There aren’t many emcees that make you feel every word they utter, but both Rapsody and Sa-Roc have an emotional availability along with their impressive verbiage that simply screams star quality. Without leaning too far into gender wars, the decision to put this song straight after the Busta and Pharoahe one only helps to highlight Rapsody and Sa-Roc are on that level.
“The disrespect…I get more credit from AMEX, used to dread such honesty now I feel like I’m 6lack”— Rapsody on “The Disrespect”

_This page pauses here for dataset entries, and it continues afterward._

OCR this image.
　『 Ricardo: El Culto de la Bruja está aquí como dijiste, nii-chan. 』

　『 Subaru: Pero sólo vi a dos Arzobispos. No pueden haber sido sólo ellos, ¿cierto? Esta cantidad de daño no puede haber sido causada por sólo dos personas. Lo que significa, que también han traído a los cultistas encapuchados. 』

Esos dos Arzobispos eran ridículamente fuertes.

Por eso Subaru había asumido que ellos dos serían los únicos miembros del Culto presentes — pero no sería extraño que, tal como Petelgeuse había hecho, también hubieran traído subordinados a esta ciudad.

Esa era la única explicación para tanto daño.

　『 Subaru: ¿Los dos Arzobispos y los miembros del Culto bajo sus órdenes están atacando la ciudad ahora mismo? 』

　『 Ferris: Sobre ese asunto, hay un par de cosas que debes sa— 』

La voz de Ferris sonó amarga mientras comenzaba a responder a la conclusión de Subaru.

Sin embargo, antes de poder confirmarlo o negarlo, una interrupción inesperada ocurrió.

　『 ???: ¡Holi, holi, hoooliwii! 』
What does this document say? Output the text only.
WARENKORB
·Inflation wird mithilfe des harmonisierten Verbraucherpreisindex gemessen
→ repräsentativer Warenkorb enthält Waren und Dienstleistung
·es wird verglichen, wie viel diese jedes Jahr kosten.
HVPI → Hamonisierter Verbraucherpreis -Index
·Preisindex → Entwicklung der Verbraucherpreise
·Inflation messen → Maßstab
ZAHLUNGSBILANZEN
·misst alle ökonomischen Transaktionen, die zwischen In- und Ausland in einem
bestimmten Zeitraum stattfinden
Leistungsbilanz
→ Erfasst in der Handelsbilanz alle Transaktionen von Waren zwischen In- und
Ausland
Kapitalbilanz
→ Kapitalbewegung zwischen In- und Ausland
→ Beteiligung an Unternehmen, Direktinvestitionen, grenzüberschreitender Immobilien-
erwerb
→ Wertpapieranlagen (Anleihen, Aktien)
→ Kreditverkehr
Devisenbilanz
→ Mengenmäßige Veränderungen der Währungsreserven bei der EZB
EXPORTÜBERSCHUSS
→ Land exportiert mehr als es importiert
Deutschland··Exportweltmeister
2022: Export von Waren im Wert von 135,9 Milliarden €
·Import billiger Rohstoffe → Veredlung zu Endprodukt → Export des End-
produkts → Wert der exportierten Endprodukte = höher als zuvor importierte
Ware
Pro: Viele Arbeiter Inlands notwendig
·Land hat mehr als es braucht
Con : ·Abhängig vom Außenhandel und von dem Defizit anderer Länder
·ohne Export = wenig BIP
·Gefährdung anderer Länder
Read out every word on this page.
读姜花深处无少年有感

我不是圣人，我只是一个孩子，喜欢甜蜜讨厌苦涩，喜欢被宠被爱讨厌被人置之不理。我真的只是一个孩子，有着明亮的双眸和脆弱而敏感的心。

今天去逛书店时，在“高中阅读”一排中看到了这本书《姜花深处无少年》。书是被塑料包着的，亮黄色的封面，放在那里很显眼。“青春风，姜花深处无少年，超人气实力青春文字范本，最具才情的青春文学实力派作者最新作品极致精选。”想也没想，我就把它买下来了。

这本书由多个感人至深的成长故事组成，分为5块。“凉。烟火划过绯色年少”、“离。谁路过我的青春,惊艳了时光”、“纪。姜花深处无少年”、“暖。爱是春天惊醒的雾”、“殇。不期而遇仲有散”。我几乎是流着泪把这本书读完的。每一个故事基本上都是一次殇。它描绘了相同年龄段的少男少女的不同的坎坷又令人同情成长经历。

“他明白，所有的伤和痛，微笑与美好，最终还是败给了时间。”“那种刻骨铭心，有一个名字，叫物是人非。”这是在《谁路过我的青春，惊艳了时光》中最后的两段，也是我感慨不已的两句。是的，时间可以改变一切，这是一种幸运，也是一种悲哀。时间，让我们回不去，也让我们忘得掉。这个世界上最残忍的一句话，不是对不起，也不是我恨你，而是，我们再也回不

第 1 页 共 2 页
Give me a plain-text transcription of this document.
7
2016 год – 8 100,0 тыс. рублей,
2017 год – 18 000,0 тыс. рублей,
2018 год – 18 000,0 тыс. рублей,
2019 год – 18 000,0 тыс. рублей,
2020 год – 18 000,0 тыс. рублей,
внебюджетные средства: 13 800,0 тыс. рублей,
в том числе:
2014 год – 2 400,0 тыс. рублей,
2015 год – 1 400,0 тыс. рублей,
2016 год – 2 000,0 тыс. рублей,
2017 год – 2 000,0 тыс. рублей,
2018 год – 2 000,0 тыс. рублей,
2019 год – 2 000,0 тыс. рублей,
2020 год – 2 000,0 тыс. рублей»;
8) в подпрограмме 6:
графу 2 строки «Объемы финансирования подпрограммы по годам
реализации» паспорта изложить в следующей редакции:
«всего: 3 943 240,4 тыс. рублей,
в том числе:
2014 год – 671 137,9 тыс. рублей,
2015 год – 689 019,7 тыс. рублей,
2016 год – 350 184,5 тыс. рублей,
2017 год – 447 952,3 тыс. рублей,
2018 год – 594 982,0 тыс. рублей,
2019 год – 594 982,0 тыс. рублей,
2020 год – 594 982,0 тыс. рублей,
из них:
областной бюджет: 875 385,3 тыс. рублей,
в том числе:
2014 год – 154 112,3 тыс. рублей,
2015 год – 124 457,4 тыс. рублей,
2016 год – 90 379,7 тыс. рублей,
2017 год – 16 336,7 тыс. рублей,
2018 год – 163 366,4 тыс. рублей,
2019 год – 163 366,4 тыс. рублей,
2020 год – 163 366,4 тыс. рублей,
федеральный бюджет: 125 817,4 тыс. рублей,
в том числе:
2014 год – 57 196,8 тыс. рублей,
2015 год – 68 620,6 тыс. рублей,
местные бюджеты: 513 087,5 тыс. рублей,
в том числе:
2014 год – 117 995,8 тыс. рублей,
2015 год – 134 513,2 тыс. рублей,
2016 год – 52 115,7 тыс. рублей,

The beat has a haunting grounded quality to it that sounds like old Rapsody – no surprise given Khrysis has actually contributed to every Rapsody album. Another track that reiterates the brand of sore neck hip-hop is De La Soul’s “Mr. Big Mouth II”. Good Lord. Much like a baby elephant, this will have your trunk rattling away with pure joy. Lyrically, it’s nothing to write home about, especially when it comes to De La Soul’s pedigree, so they merely pay lip service to the piano loop. But what a loop!
Aside from these heavyweight moments, the rest of the album varies in quality, not necessarily from Khrysis but from the guest appearances. Sean Boog’s return on “The Return” is a solid reminder of the Away Team’s earlier success, even if it does sound more like a Kev Brown track. I like Problem’s “Why”, more so than the Evidence effort “Asylum”, which I never thought I’d say. The latter just never really gets going, from a musical standpoint, and because it’s only ninety seconds long. Chi Ali and Geechi Suede both appear on some great production but don’t really leave a lasting impression. Del Tha Funkee Homosapien gets the most traditional beat on “Keep Walkin’ On”, and because he has so much character (and injects inflection into his bars) he steals the show as far as solo tracks go. He takes the fairly ordinary theme of music industry bullshit and puts a positive spin on what is usually a bitter topic.
“The Hour of Khrysis” certainly has its moments, but there aren’t enough of the heavyweight performances his career truly deserves. It’s crying out for a Little Brother or Elzhi moment – something that is unmistakeably underground yet still matches up to the sheer oomph of a Khrysis production. It can’t be argued that Khrysis isn’t still on the boards with the heat; the levels aren’t quite hot, sizzling, scorching, or torching, but it will keep any hip-hop head suitably warm for a while.